Thursday, August 20, 2009

If the Unexamined Life Isn't Worth Living, Why Are So Many People Living It?

As I noted in "Stupid Liberals, Evil Conservatives", political belief is often received knowledge, a culture built around a shared set of beliefs, with more emphasis on the shared part than the beliefs part. Maintaining political orthodoxy has become so integral a part of political identity in this country (thanks, two-party system!), we're surprised when someone breaks ranks. We're downright shocked if they're doing it because of what they actually believe instead of for the sake of political expediency.

Enter Ted Olson.

Go read the article. If you don't have a free account with the NYT already, shame on you and go get one. I'll wait.

A couple quotes of note from the article before we dive in:

"...during the Reagan administration, when Mr. Olson was asked if the Justice Department could dismiss a prosecutor for being gay, he wrote that it was “improper to deny employment or to terminate anyone on the basis of sexual conduct. In 1984, Mr. Olson returned to private practice and was succeeded by Mr. Cooper, his adversary in the marriage case. The switch eliminated 'what was seen as a certain libertarian squishiness at the Office of Legal Counsel under Ted,' Mr. Calabresi said."


Libertarian squishiness.
Libertarian squishiness. That's right. If you have an internally consistent set of political beliefs and you stand by them in the face of political pressure, you're squishy, because you agree with the opposition. This, ladies and gentlemen, is why orthodoxy is not a thinking man's art.

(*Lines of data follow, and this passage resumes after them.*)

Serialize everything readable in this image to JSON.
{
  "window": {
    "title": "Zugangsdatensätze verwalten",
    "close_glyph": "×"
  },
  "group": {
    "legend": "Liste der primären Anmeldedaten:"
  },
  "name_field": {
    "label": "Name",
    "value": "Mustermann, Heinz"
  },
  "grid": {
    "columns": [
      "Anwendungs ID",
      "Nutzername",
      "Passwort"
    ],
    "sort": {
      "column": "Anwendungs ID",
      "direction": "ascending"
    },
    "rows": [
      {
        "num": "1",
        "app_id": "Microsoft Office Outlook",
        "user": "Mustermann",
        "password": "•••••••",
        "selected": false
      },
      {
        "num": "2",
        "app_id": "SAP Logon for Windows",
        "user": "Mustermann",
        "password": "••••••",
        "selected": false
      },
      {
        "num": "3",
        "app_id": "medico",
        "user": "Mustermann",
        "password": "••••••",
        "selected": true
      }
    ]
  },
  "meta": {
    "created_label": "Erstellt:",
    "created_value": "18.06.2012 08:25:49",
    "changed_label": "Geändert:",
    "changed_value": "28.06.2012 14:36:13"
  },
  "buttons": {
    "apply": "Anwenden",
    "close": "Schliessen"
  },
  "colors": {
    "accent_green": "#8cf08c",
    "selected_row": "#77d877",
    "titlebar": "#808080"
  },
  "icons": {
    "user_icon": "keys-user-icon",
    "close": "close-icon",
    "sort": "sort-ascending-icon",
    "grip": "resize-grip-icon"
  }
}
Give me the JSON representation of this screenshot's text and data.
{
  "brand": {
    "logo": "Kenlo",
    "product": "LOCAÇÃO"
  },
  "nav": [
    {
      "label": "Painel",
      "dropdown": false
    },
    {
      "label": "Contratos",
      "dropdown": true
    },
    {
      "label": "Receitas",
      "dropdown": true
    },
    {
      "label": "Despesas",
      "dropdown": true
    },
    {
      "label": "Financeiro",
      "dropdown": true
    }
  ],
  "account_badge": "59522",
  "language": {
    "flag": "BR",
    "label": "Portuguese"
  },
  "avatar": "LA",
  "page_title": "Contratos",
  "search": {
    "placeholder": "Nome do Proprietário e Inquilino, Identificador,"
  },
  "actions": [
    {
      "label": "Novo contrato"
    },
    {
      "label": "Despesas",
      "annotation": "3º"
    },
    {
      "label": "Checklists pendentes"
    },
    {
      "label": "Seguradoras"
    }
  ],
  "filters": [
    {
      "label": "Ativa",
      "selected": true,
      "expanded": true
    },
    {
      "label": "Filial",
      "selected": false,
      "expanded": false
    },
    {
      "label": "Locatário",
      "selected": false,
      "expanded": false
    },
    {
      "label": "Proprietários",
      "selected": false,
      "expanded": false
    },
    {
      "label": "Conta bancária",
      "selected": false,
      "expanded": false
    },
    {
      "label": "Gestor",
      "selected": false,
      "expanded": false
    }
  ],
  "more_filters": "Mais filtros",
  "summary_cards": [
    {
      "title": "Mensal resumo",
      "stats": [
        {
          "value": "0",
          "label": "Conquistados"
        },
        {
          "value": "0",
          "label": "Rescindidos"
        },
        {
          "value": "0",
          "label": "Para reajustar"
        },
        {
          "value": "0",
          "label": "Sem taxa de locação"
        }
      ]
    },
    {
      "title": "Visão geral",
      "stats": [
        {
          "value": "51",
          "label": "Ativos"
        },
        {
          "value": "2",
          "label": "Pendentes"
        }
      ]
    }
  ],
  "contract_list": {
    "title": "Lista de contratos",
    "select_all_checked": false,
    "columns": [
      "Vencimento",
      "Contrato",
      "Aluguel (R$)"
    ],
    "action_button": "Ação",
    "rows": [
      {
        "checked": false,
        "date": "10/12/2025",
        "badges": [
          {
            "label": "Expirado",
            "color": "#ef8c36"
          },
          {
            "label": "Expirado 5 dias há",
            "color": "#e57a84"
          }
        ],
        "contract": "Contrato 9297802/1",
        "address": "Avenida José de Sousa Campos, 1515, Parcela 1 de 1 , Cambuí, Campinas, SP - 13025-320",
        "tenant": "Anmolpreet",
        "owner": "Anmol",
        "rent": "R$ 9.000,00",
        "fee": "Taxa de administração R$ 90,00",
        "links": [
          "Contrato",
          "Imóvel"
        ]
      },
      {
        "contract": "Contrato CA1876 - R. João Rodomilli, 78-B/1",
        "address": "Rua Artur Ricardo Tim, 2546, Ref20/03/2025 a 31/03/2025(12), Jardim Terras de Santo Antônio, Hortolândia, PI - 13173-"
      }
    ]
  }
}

"Mr. Cooper asserts that Mr. Olson is stretching the scope of the Lawrence decision, pointing out that it dealt with the criminalization of private sexual behavior, not a state’s duty to recognize a marriage. But Mr. Olson notes that no less a conservative than Justice Antonin Scalia argued in a blistering dissent that the majority in Lawrence had indeed opened the door to same-sex marriage. "

This is why I fucking love lawyers. Also, I have a newfound affection for Scalia.

"Furthermore, the Court's ruling in Ambler v. Whipple all but guarantees that I shall be forced by stare decisis to lower the disco ball and perform my famed Gloria Gaynor impersonation at the beginning of each session. I find this deeply distressing."

"Since then, he and Mr. Cooper have been filing dueling briefs. "

*snort* He said "dueling briefs". Gaaaaaaaaay...

It could also mean "undergarments to be worn during a duel". This is just how my mind works.

I don't know about you, but I find this article incredibly inspiring.

It's not so much that Mr. Olson has "seen the light" on gay marriage that I find cause to celebrate. It's the fact that he didn't need to "see the light" at all. Here's someone who is intelligent enough to understand the underpinnings of his own political beliefs, and has enough intellectual integrity to follow them through to their logical conclusion, AND isn't a whackadoo about it. What I think about his take on gay marriage is pretty much irrelevant; I respect this man for the depth of his thinking and the integrity of the way he lives.

I find the line between having a consistent ideology and being an ideologue fascinating, mostly because so few people ever tread it successfully. Usually, political beliefs are determined by your party, which is a mish-mashed coalition of sometimes mutually exclusive interests that a lot of people don't want to examine too closely. To take just two examples:

The Right
Government should stay out of our lives
UNLESS
It involves people having sex in a way I think is icky.

The Left
Government should stay out of our lives
UNLESS
It involves guns.

There are exceptions to this kind of schizophrenic political thinking, but they tend to be of the proves-the-rule variety.

*cough*

How many of us would be willing to follow our political and personal philosophies to conclusions we didn't like?

I don't have this problem, what with the being always right and all, but sometimes I wonder how the little people live.

-- The Prolix Wag
Why does everyone assume that just because I'm elite, that makes me an elitist?